Une nouvelle fois, la question du référencement des condamnations pénales par les moteurs de recherche, via les articles de presse, est soumise aux plus hautes juridictions. Cette fois, la Cour de cassation a préféré surseoir à statuer sur le droit à l'oubli, dans l’attente d’une décision de la Cour de justice de l’Union européenne.
Un expert-comptable et commissaire aux comptes avait été condamné à quatre mois d'emprisonnement avec sursis et 20 000 euros d'amende pour des infractions commises dans le cadre de sa sphère privée. La décision du tribunal correctionnel de Metz de novembre 2011 fut confirmée en appel du 9 octobre 2013.
À l’époque, le Républicain Lorrain avait publié des articles rendant compte de ce dossier. Ces publications ont depuis été archivées sur le site de l'éditeur, mais sans être à l’abri des robots d’indexation de Google. Résultat : même des années après, une recherche associant prénom et nom de cette personne fait systématiquement remonter ce passé peu glorieux dans les premiers résultats. Avec les conséquences douloureuses que l’on imagine, pas seulement en termes d’image.
Auprès de Google comme en référé, l’intéressé avait réclamé en vain l’effacement de ces données au titre du « droit à l’oubli », plus exactement du droit à l’effacement déjà consacré par la législation antérieure au RGPD. La juridiction d’appel avait elle aussi refusé ce coup de gomme faute de « trouble manifestement illicite ».
Devant la Cour de cassation, l’expert-comptable a surtout rappelé que les traitements de données à caractère personnel relatives aux infractions et autres condamnations, des données dites sensibles, ne peuvent être mis en œuvre que par certaines institutions (juridictions, autorités publiques, auxiliaires de justice, etc.) outre la presse au titre de son droit à l’information. Pour les autres cas, il est donc nécessaire d’obtenir le consentement de la personne concernée.
Le droit à l'oubli dans les moteurs, quid des données sensibles ?
Dans l’affaire Costeja du 13 mai 2014, la Cour de justice de l’Union européenne a estimé que l’activité d’un moteur de recherche comme Google devait être qualifiée de «traitement de données à caractère personnel ». Depuis, l’effacement (ou « l’oubli ») dans les moteurs est donc devenu un droit pour les individus en particulier lorsque la collecte, l'utilisation, la communication ou la conservation de leurs données est interdite.
La Cour de cassation a toutefois préféré sursoir à statuer dans son arrêt du 5 juin, et donc repousser dans le temps sa décision.
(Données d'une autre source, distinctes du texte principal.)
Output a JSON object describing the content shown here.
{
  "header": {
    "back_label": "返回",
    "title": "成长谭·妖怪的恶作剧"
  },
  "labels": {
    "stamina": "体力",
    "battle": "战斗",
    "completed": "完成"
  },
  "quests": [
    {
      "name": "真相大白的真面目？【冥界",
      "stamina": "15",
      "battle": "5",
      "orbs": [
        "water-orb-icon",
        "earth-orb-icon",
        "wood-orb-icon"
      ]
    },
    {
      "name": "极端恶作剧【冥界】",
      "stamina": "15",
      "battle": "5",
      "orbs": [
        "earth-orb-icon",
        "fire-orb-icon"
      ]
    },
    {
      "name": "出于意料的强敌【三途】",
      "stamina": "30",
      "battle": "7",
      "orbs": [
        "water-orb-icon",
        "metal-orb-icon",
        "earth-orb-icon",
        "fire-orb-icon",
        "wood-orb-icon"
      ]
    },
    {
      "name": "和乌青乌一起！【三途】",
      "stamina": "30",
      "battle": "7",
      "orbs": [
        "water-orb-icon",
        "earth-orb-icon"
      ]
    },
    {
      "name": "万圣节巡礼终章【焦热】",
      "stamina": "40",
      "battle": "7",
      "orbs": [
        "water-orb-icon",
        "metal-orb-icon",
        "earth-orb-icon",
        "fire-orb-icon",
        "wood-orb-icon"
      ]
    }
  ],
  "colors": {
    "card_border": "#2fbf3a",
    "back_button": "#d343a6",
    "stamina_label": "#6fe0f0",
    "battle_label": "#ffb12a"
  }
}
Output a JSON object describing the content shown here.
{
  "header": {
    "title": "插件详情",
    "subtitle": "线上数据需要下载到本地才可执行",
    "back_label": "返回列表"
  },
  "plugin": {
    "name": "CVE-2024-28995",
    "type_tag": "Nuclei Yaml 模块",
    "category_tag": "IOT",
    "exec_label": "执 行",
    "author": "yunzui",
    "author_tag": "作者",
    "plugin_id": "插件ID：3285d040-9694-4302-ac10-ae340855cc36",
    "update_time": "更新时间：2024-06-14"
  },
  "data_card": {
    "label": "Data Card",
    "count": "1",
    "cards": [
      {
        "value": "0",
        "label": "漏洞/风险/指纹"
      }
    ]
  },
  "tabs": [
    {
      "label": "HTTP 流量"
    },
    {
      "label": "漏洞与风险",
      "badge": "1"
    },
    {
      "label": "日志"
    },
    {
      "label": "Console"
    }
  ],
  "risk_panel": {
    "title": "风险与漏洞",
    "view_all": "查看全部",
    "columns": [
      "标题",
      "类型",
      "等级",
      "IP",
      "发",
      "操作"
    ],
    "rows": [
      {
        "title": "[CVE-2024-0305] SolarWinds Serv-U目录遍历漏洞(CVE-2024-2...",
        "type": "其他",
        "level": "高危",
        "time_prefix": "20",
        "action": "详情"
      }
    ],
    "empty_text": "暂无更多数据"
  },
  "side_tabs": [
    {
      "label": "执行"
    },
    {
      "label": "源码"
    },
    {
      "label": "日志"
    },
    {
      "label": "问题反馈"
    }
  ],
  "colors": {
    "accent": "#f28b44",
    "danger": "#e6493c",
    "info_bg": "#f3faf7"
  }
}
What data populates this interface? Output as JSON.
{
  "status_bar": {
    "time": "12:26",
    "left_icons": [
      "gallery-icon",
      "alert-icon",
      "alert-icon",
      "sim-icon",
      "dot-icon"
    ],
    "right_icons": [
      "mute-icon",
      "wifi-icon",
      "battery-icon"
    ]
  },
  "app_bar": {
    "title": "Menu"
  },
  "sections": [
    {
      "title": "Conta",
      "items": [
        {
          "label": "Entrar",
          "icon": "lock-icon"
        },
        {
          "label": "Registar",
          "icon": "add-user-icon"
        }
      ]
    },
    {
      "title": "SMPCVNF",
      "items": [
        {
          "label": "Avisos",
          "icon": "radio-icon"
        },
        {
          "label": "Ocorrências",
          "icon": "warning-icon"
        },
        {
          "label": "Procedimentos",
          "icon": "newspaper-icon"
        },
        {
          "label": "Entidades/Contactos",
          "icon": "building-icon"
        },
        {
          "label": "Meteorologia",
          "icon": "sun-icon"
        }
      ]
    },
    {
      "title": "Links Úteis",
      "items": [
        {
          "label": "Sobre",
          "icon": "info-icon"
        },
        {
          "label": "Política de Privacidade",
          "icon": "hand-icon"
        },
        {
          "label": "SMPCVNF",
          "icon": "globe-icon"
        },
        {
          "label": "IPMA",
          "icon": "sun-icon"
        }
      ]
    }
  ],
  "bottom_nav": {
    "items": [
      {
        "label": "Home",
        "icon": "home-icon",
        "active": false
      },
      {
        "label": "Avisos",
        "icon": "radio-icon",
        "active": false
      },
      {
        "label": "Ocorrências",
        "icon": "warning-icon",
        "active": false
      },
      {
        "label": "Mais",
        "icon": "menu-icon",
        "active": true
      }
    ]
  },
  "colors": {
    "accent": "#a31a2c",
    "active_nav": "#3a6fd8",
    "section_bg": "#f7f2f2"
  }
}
Pourquoi ? Tout simplement parce que le Conseil d’État a transmis des questions préjudicielles à la Cour de justice de l’Union européenne portant sur le thème des données sensibles, ignoré dans l'affaire de 2014.
Le dossier européen est toujours en cours, mais le 10 janvier 2019, l’avocat général de la CJUE a plaidé pour une approche tempérée. Avant d’effacer ces traces personnelles, l’exploitant d’un moteur de recherche devrait, selon lui, procéder à une mise en balance entre d’une part, le droit au respect de la vie privée et celui de la protection des données et, d’autre part le droit du public à avoir accès à l’information et la liberté d’expression.
Dans l’hypothèse d’un avis suivi par la justice européenne, la Cour de cassation devra s’aligner et Google se demander si en 2019, le public a toujours besoin de savoir que cet expert-comptable a fait l’objet en 2013 d’une condamnation pénale. Délicate question.